In 1988 I interrupted my sophomore year of college with a Hodgkin’s Lymphoma diagnoses. It was just as well. It was time to decide what I was actually doing at college and the only solution that made sense was dropping out and marrying my boyfriend. Instead I took chemotherapy and radiation treatments from February to November.
Hodgkin’s is one of the “good” cancers. As in, “The results of the biopsy are in and you have cancer. It’s Hodgkin’s Disease and if you have to be diagnosed with cancer, it’s a good one to get.” Even my cancer diagnoses didn’t want to be labeled as ‘bad,’ but more on that some other time.
If Hodgkin’s had a high cure rate, it also had a high reoccurrence rate. What’s so good about that?! Just a heads up; there are no ‘good’ cancers, so don’t ever say this to a Hodgkins patient. If you do, you deserve a punch in the throat.
In 1988, most HD patients were treated with only radiation, but my cancer had gone undiagnosed for almost a year so most of my treatment was chemotherapy -MOPP/ABVD for those in the know- and 18 chest mantle radiation treatments in June and July. In November I had my last chemo and in December I was ‘clear’ on my tests. The “cured of cancer” label doesn’t come for five years; if ever. By the time my five year mark arrived, I had a fully formed ‘post cancer’ mindset. No longer ill, but certainly not healthy. The truth was that I considered myself defective; but more on that some other time as well.
Sometime in the mid-2000s, when my second baby was still in single digits, my friend Nina the radiologist asked me ” you’re keeping up with your breast check-ups, right?” Of course I had been because I was living in Rochester Minnesota, receiving health care from the WFMC (world famous Mayo Clinic) and the professionals at the Breast Clinic were taking good care of me. I went to see them as an answer to the prayers I sent God when I was a teenager “PLEASE make my boobs so that people will pay attention to me!” Lesson learned: be specific about those messages to the Heavenly Mother!
Those 18 radiation treatments from the summer of 1988 had done more than help rid my body of the Hodgkin’s Lymphoma, they also left me at a greatly increased chance for breast cancer. For at least 12 years, I had either an MRI or mammogram every six months. That was plenty of time to plan for the return of cancer into my life. The difference now was I had a husband and two teenagers and no matter how much I had prepared them for this day, it was still a shock. I’m sure all those “benign” phone calls had lulled them into a false sense of security.

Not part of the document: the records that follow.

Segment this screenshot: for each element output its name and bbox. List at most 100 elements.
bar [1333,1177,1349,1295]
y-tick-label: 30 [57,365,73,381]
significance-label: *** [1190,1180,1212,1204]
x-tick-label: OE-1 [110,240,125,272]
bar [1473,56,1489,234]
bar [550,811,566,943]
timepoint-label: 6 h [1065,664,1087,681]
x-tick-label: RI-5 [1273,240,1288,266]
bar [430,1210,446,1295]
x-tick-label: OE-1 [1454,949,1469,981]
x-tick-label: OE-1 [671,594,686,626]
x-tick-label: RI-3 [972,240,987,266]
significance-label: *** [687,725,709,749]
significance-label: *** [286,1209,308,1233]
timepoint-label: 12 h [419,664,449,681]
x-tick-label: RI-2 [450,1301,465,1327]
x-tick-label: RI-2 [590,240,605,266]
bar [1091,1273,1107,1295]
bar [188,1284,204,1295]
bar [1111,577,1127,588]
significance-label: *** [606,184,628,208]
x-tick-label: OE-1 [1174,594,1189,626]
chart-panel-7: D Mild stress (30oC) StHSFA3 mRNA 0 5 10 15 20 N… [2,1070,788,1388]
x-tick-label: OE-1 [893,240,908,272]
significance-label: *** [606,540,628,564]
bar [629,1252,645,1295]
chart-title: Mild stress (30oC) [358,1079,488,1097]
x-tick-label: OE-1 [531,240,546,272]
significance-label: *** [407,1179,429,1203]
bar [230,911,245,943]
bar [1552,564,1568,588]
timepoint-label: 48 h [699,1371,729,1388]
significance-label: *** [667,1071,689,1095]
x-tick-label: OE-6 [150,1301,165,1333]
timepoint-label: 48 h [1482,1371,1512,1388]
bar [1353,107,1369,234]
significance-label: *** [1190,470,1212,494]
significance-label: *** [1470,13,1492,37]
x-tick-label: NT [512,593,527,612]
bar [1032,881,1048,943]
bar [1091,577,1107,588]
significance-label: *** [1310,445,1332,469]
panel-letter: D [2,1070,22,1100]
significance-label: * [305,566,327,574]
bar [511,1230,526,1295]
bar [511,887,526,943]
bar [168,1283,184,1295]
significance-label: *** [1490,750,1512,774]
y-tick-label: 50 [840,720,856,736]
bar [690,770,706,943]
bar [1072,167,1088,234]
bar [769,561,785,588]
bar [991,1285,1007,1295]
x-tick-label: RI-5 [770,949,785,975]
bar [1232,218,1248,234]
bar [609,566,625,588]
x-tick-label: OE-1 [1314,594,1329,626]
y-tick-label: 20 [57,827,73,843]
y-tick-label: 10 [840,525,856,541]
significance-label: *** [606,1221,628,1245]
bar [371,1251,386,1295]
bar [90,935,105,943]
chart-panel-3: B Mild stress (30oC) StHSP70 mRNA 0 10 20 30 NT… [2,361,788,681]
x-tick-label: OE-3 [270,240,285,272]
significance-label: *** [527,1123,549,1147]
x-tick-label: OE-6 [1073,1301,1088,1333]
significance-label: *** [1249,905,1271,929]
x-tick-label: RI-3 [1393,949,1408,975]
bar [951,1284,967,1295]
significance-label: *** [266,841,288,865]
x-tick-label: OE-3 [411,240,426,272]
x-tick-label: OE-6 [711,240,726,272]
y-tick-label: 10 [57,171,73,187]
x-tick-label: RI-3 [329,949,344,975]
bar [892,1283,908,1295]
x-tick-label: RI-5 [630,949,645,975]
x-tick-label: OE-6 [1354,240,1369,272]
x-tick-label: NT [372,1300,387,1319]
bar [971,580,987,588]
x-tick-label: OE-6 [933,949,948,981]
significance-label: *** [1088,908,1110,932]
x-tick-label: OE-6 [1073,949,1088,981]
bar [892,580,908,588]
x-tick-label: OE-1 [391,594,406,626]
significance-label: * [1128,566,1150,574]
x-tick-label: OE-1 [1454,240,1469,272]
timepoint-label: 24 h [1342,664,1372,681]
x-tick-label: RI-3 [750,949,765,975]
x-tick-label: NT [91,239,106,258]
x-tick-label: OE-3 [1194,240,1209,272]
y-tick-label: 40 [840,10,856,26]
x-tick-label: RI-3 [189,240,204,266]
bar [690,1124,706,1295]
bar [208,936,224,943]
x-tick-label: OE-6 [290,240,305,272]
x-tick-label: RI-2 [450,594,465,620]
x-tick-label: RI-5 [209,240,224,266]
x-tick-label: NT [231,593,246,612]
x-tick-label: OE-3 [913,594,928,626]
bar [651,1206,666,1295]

Five years ago, the WFMC Breast docs had started to mention “prophylactic mastectomy” as an option for me. It didn’t make sense to me though. I had become a cancer survivor trained in the ways of ‘watchful waiting.’ Medically speaking, watchful waiting meant, ‘something isn’t right, but lets wait and see what comes of it.’ For instance, ten years ago, the nodes in my neck were swollen so large, medical professionals would be distracted during casual conversation. “Do I know I have a goiter the size of a Buick on my neck? Yes, I’m aware, but we’re watching it to see what happens.” Most patients in America are not OK with watchful waiting. I think they’ve actually changed the name of the phrase to something that doesn’t seem so painstakingly dangerous.
This summer, the breast MRI found a small almond-sized tumor up against the back of my chest wall. Because of it’s location, the biopsy experience was not a pleasant experience. It was during the contortions to get a MRI guided needle into the right spot that I decided I WAS ready for the prophylactic mastectomy. However, that wouldn’t be necessary because the biopsy report was cancer.
What a relief! No longer would I have to keep up with cancer spelunking, on the constant search for my return to what I knew so well – the world of cancer.
I had years to prepare myself for my mastectomy without reconstruction. I remember the first time I said the actual words to my sister; “I’m thinking I may not get reconstruction.” It felt good all the way to my bones. Accepting the idea of life without breasts took a bit longer to to sink in. Unlike most women who are stunned with a breast cancer diagnoses, I had years to get used to the idea. I would imagine a cancer newbie would be so up-ended by the diagnoses that the only thing on her mind is how to get my life/our lives back to normal. But that won’t happen, because there IS no going back. You can only go forward and through to a life after cancer, and how can a newbie imagine THAT?